Otter Creek flows through the Old Forge township in the western Adirondacks — a workable paddle or bushwhack corridor in country better known for the Fulton Chain and Moose River Plains. The creek connects a handful of smaller ponds and wetlands in this corridor, threading through mixed hardwood and lowland spruce, but access and navigability vary by season and beaver activity. Most locals know it as a drainage feature rather than a destination water — no stocked trout, no formal launch, no glamour — but it holds brook trout in the cooler upstream reaches if you're willing to work for them. Check DEC's Old Forge unit map for road crossings and informal put-ins.
Otter Creek drains a network of small wetlands and beaver meadows in the Old Forge township — one of dozens of modest streams in the Fulton Chain basin that feed the larger watershed but rarely show up in paddling guides or fishing reports. The creek's role is drainage and habitat more than recreation: it connects ponds, moves water downstream, and offers the kind of quiet corridor where moose browse and brookies hold in the deeper pools below beaver dams. No formal access or trail infrastructure — this is a creek you find on a map, not in a guidebook. Like most small Adirondack tributaries, Otter Creek is best understood as connective tissue in a larger hydrologic system, not a destination in itself.
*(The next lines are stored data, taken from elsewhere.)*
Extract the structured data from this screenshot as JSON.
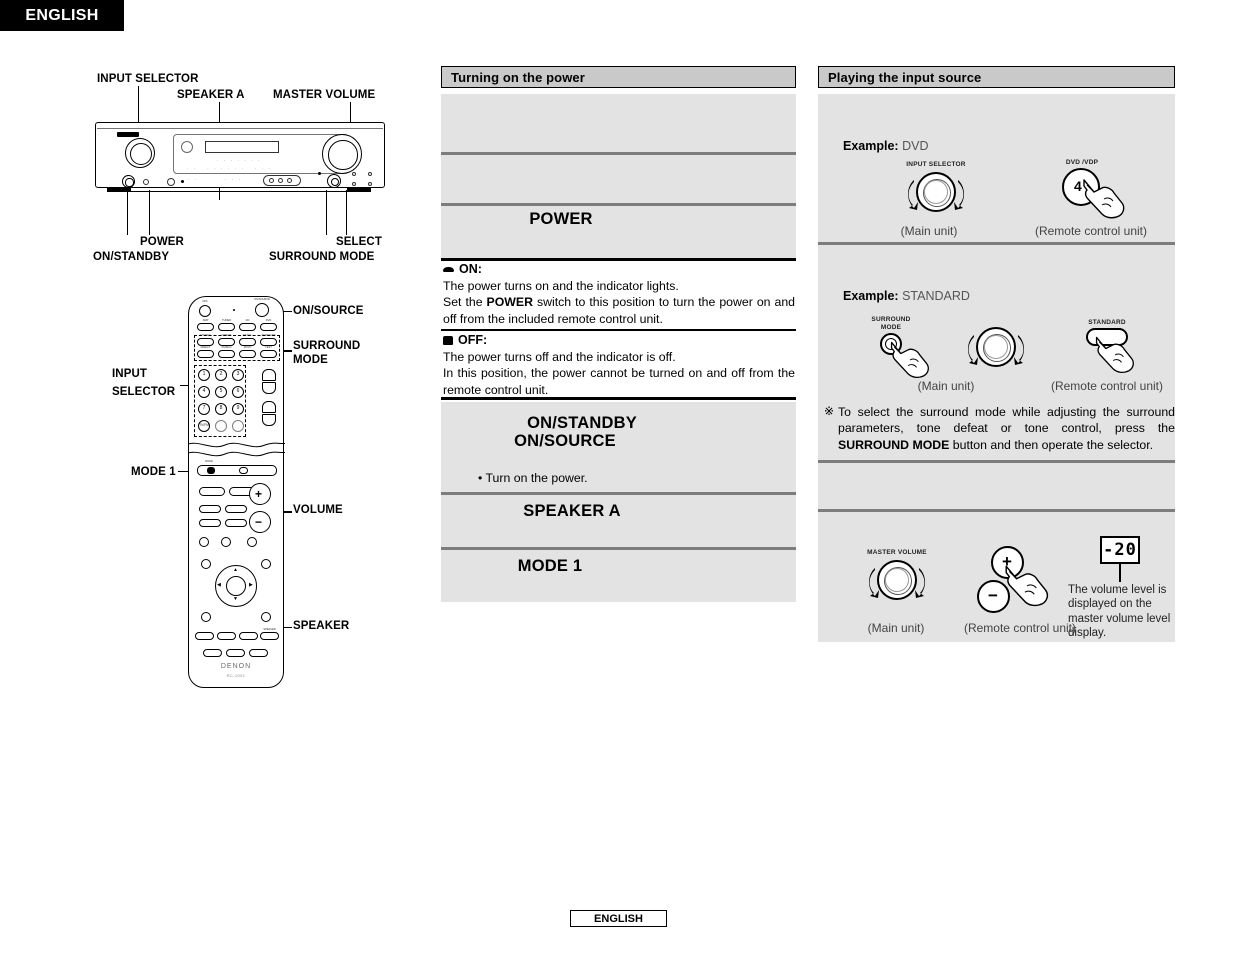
{
  "page": {
    "language_tab": "ENGLISH",
    "footer_tab": "ENGLISH"
  },
  "diagrams": {
    "main_unit": {
      "callouts": [
        {
          "id": "input-selector",
          "label": "INPUT SELECTOR"
        },
        {
          "id": "speaker-a",
          "label": "SPEAKER A"
        },
        {
          "id": "master-volume",
          "label": "MASTER VOLUME"
        },
        {
          "id": "power",
          "label": "POWER"
        },
        {
          "id": "on-standby",
          "label": "ON/STANDBY"
        },
        {
          "id": "select",
          "label": "SELECT"
        },
        {
          "id": "surround-mode",
          "label": "SURROUND MODE"
        }
      ]
    },
    "remote_unit": {
      "brand": "DENON",
      "model": "RC-1001",
      "callouts": [
        {
          "id": "on-source",
          "label": "ON/SOURCE"
        },
        {
          "id": "surround-mode",
          "label": "SURROUND\nMODE"
        },
        {
          "id": "surround-mode-l1",
          "label": "SURROUND"
        },
        {
          "id": "surround-mode-l2",
          "label": "MODE"
        },
        {
          "id": "input-selector-l1",
          "label": "INPUT"
        },
        {
          "id": "input-selector-l2",
          "label": "SELECTOR"
        },
        {
          "id": "mode-1",
          "label": "MODE 1"
        },
        {
          "id": "volume",
          "label": "VOLUME"
        },
        {
          "id": "speaker",
          "label": "SPEAKER"
        }
      ],
      "keypad": [
        "1",
        "2",
        "3",
        "4",
        "5",
        "6",
        "7",
        "8",
        "9",
        "0",
        "+10"
      ],
      "keypad_tv_fm": "TV/FM"
    }
  },
  "power_panel": {
    "title": "Turning on the power",
    "caption_power": "POWER",
    "on": {
      "label": "ON:",
      "icon": "switch-pressed-icon",
      "lines": [
        "The power turns on and the indicator lights.",
        "Set the POWER switch to this position to turn the power on and off from the included remote control unit."
      ],
      "line1": "The power turns on and the indicator lights.",
      "line2_pre": "Set the ",
      "line2_bold": "POWER",
      "line2_post": " switch to this position to turn the power on and off from the included remote control unit."
    },
    "off": {
      "label": "OFF:",
      "icon": "switch-raised-icon",
      "line1": "The power turns off and the indicator is off.",
      "line2": "In this position, the power cannot be turned on and off from the remote control unit."
    },
    "caption_on_standby_l1": "ON/STANDBY",
    "caption_on_standby_l2": "ON/SOURCE",
    "bullet_turn_on": "• Turn on the power.",
    "caption_speaker_a": "SPEAKER A",
    "caption_mode_1": "MODE 1"
  },
  "input_panel": {
    "title": "Playing the input source",
    "example_dvd": {
      "label": "Example:",
      "value": "DVD",
      "main_knob_cap": "INPUT SELECTOR",
      "remote_btn_cap": "DVD /VDP",
      "remote_btn_num": "4",
      "main_unit_caption": "(Main unit)",
      "remote_unit_caption": "(Remote control unit)"
    },
    "example_standard": {
      "label": "Example:",
      "value": "STANDARD",
      "main_btn_cap_l1": "SURROUND",
      "main_btn_cap_l2": "MODE",
      "remote_btn_cap": "STANDARD",
      "main_unit_caption": "(Main unit)",
      "remote_unit_caption": "(Remote control unit)"
    },
    "note": {
      "mark": "※",
      "pre": "To select the surround mode while adjusting the surround parameters, tone defeat or tone control, press the ",
      "bold": "SURROUND MODE",
      "post": " button and then operate the selector."
    },
    "volume_row": {
      "main_knob_cap": "MASTER VOLUME",
      "plus": "+",
      "minus": "−",
      "main_unit_caption": "(Main unit)",
      "remote_unit_caption": "(Remote control unit)",
      "lcd_value": "-20",
      "lcd_note": "The volume level is displayed on the master volume level display."
    }
  },
  "colors": {
    "panel_header_bg": "#c9c9c9",
    "panel_body_bg": "#e3e3e3",
    "divider": "#7d7d7d",
    "ink": "#000000"
  }
}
Otter Creek runs through the Keene Valley township in the northeastern High Peaks — a minor tributary system that feeds into the East Branch of the Ausable River drainage. The creek takes its name from the wetland corridors and beaver activity common to mid-elevation Adirondack streams, though modern otter sightings are sporadic at best. It's not a destination water — no stocked fish, no documented access points, no trail crossings that show up on DEC or USGS maps — but it's part of the Cold River Wild Forest watershed, which means the upper reaches see occasional bushwhacking traffic from hunters and winter trapline checkers. If you're looking for moving water in Keene, the Ausable itself is the draw.
Owl Kill is a small tributary stream in the Lake George region — one of dozens of named brooks that feed the lake's southern basin, most notable on maps but rarely destination waters in their own right. The stream likely derives its name from the Dutch "kill" (creek) rather than any particular association with raptors, a linguistic holdover common in eastern New York drainages. No fish data on record, no maintained access, no reason to seek it out unless you're tracing culverts or connecting old property lines. If you're looking for moving water in this corner of the Park, the Northwest Bay Brook system offers better access and clearer purpose.